Kończy się udział Polaków na mistrzostwach świata w piłce nożnej. Po 16-letniej przerwie Polsce udało się zagrać na mundialu, ale nie będziemy tego występu dobrze wspominać. Po dwóch bardzo słabych meczach i porażkach z Koreą oraz Portugalią odpadliśmy z dalszych gier. Dziś o 13:30 ostatni pojedynek grupowy z USA.

Wiemy, że remis wystarczy nam do awansu, ale powiedziałem moim zawodnikiem - koncentrujcie się tylko na wygranej - zdradził trener Amerykanów Bruce Arena.
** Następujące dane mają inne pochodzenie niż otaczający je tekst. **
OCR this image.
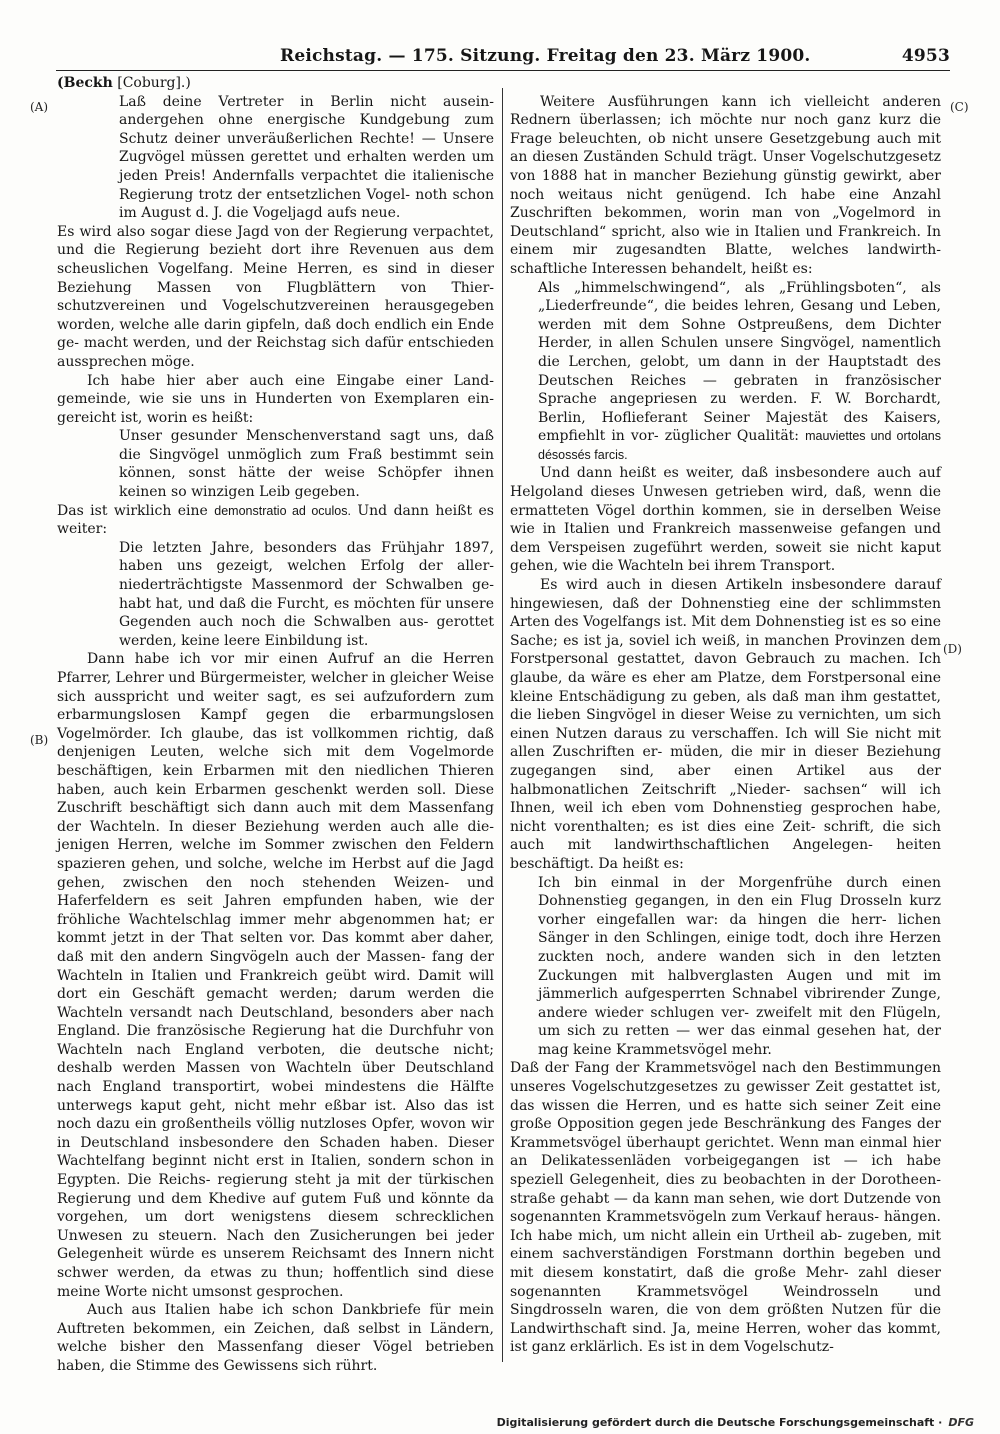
Reichstag. — 175. Sitzung. Freitag den 23. März 1900.	4953
(A)
(B)
(C)
(D)

(Beckh [Coburg].)

Laß deine Vertreter in Berlin nicht ausein- andergehen ohne energische Kundgebung zum Schutz deiner unveräußerlichen Rechte! — Unsere Zugvögel müssen gerettet und erhalten werden um jeden Preis! Andernfalls verpachtet die italienische Regierung trotz der entsetzlichen Vogel- noth schon im August d. J. die Vogeljagd aufs neue.

Es wird also sogar diese Jagd von der Regierung verpachtet, und die Regierung bezieht dort ihre Revenuen aus dem scheuslichen Vogelfang. Meine Herren, es sind in dieser Beziehung Massen von Flugblättern von Thier- schutzvereinen und Vogelschutzvereinen herausgegeben worden, welche alle darin gipfeln, daß doch endlich ein Ende ge- macht werden, und der Reichstag sich dafür entschieden aussprechen möge.

Ich habe hier aber auch eine Eingabe einer Land- gemeinde, wie sie uns in Hunderten von Exemplaren ein- gereicht ist, worin es heißt:

Unser gesunder Menschenverstand sagt uns, daß die Singvögel unmöglich zum Fraß bestimmt sein können, sonst hätte der weise Schöpfer ihnen keinen so winzigen Leib gegeben.

Das ist wirklich eine demonstratio ad oculos. Und dann heißt es weiter:

Die letzten Jahre, besonders das Frühjahr 1897, haben uns gezeigt, welchen Erfolg der aller- niederträchtigste Massenmord der Schwalben ge- habt hat, und daß die Furcht, es möchten für unsere Gegenden auch noch die Schwalben aus- gerottet werden, keine leere Einbildung ist.

Dann habe ich vor mir einen Aufruf an die Herren Pfarrer, Lehrer und Bürgermeister, welcher in gleicher Weise sich ausspricht und weiter sagt, es sei aufzufordern zum erbarmungslosen Kampf gegen die erbarmungslosen Vogelmörder. Ich glaube, das ist vollkommen richtig, daß denjenigen Leuten, welche sich mit dem Vogelmorde beschäftigen, kein Erbarmen mit den niedlichen Thieren haben, auch kein Erbarmen geschenkt werden soll. Diese Zuschrift beschäftigt sich dann auch mit dem Massenfang der Wachteln. In dieser Beziehung werden auch alle die- jenigen Herren, welche im Sommer zwischen den Feldern spazieren gehen, und solche, welche im Herbst auf die Jagd gehen, zwischen den noch stehenden Weizen- und Haferfeldern es seit Jahren empfunden haben, wie der fröhliche Wachtelschlag immer mehr abgenommen hat; er kommt jetzt in der That selten vor. Das kommt aber daher, daß mit den andern Singvögeln auch der Massen- fang der Wachteln in Italien und Frankreich geübt wird. Damit will dort ein Geschäft gemacht werden; darum werden die Wachteln versandt nach Deutschland, besonders aber nach England. Die französische Regierung hat die Durchfuhr von Wachteln nach England verboten, die deutsche nicht; deshalb werden Massen von Wachteln über Deutschland nach England transportirt, wobei mindestens die Hälfte unterwegs kaput geht, nicht mehr eßbar ist. Also das ist noch dazu ein großentheils völlig nutzloses Opfer, wovon wir in Deutschland insbesondere den Schaden haben. Dieser Wachtelfang beginnt nicht erst in Italien, sondern schon in Egypten. Die Reichs- regierung steht ja mit der türkischen Regierung und dem Khedive auf gutem Fuß und könnte da vorgehen, um dort wenigstens diesem schrecklichen Unwesen zu steuern. Nach den Zusicherungen bei jeder Gelegenheit würde es unserem Reichsamt des Innern nicht schwer werden, da etwas zu thun; hoffentlich sind diese meine Worte nicht umsonst gesprochen.

Auch aus Italien habe ich schon Dankbriefe für mein Auftreten bekommen, ein Zeichen, daß selbst in Ländern, welche bisher den Massenfang dieser Vögel betrieben haben, die Stimme des Gewissens sich rührt.

Weitere Ausführungen kann ich vielleicht anderen Rednern überlassen; ich möchte nur noch ganz kurz die Frage beleuchten, ob nicht unsere Gesetzgebung auch mit an diesen Zuständen Schuld trägt. Unser Vogelschutzgesetz von 1888 hat in mancher Beziehung günstig gewirkt, aber noch weitaus nicht genügend. Ich habe eine Anzahl Zuschriften bekommen, worin man von „Vogelmord in Deutschland“ spricht, also wie in Italien und Frankreich. In einem mir zugesandten Blatte, welches landwirth- schaftliche Interessen behandelt, heißt es:

Als „himmelschwingend“, als „Frühlingsboten“, als „Liederfreunde“, die beides lehren, Gesang und Leben, werden mit dem Sohne Ostpreußens, dem Dichter Herder, in allen Schulen unsere Singvögel, namentlich die Lerchen, gelobt, um dann in der Hauptstadt des Deutschen Reiches — gebraten in französischer Sprache angepriesen zu werden. F. W. Borchardt, Berlin, Hoflieferant Seiner Majestät des Kaisers, empfiehlt in vor- züglicher Qualität: mauviettes und ortolans désossés farcis.

Und dann heißt es weiter, daß insbesondere auch auf Helgoland dieses Unwesen getrieben wird, daß, wenn die ermatteten Vögel dorthin kommen, sie in derselben Weise wie in Italien und Frankreich massenweise gefangen und dem Verspeisen zugeführt werden, soweit sie nicht kaput gehen, wie die Wachteln bei ihrem Transport.

Es wird auch in diesen Artikeln insbesondere darauf hingewiesen, daß der Dohnenstieg eine der schlimmsten Arten des Vogelfangs ist. Mit dem Dohnenstieg ist es so eine Sache; es ist ja, soviel ich weiß, in manchen Provinzen dem Forstpersonal gestattet, davon Gebrauch zu machen. Ich glaube, da wäre es eher am Platze, dem Forstpersonal eine kleine Entschädigung zu geben, als daß man ihm gestattet, die lieben Singvögel in dieser Weise zu vernichten, um sich einen Nutzen daraus zu verschaffen. Ich will Sie nicht mit allen Zuschriften er- müden, die mir in dieser Beziehung zugegangen sind, aber einen Artikel aus der halbmonatlichen Zeitschrift „Nieder- sachsen“ will ich Ihnen, weil ich eben vom Dohnenstieg gesprochen habe, nicht vorenthalten; es ist dies eine Zeit- schrift, die sich auch mit landwirthschaftlichen Angelegen- heiten beschäftigt. Da heißt es:

Ich bin einmal in der Morgenfrühe durch einen Dohnenstieg gegangen, in den ein Flug Drosseln kurz vorher eingefallen war: da hingen die herr- lichen Sänger in den Schlingen, einige todt, doch ihre Herzen zuckten noch, andere wanden sich in den letzten Zuckungen mit halbverglasten Augen und mit im jämmerlich aufgesperrten Schnabel vibrirender Zunge, andere wieder schlugen ver- zweifelt mit den Flügeln, um sich zu retten — wer das einmal gesehen hat, der mag keine Krammetsvögel mehr.

Daß der Fang der Krammetsvögel nach den Bestimmungen unseres Vogelschutzgesetzes zu gewisser Zeit gestattet ist, das wissen die Herren, und es hatte sich seiner Zeit eine große Opposition gegen jede Beschränkung des Fanges der Krammetsvögel überhaupt gerichtet. Wenn man einmal hier an Delikatessenläden vorbeigegangen ist — ich habe speziell Gelegenheit, dies zu beobachten in der Dorotheen- straße gehabt — da kann man sehen, wie dort Dutzende von sogenannten Krammetsvögeln zum Verkauf heraus- hängen. Ich habe mich, um nicht allein ein Urtheil ab- zugeben, mit einem sachverständigen Forstmann dorthin begeben und mit diesem konstatirt, daß die große Mehr- zahl dieser sogenannten Krammetsvögel Weindrosseln und Singdrosseln waren, die von dem größten Nutzen für die Landwirthschaft sind. Ja, meine Herren, woher das kommt, ist ganz erklärlich. Es ist in dem Vogelschutz-

Digitalisierung gefördert durch die Deutsche Forschungsgemeinschaft · DFG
Jak dotąd Amerykanie zaskakują: w pierwszym meczu pokonali faworyzowaną Portugalię 3:2, w drugim zremisowali z Koreą 1:1.

Amerykanie będą walczyć o awans, zaś Polacy o... bramkę. Jak dotąd podopieczni Jerzego Enegla nie zdobyli na mundialu ani jednego gola: pierwszy mecz przegrali 0:2 z Koreą, w drugim zostali rozgromieni przez Portugalczyków 0:4. Polacy zajmują w grupie ostatnie miejsce.

W drugim dzisiejszym meczu współgospodarze turnieju, Korea Płd., zagra z Portugalią. Koreańczykom do awansu potrzebny jest remis, Portugalczycy muszą zwyciężyć, by marzyć o dalszej grze.

W ostatniej kolejce grupy H Belgia wygrała z Rosją 3:2, a Japonią pokonała Tunezję 2:0. Japonia zajęła więc pierwsze miejsce w grupie i w 1/8 finału zmierzy się z Turcją, a Belgia o awans do ćwierćfinału zmierzy się z faworytem mistrzostw - Brazylią.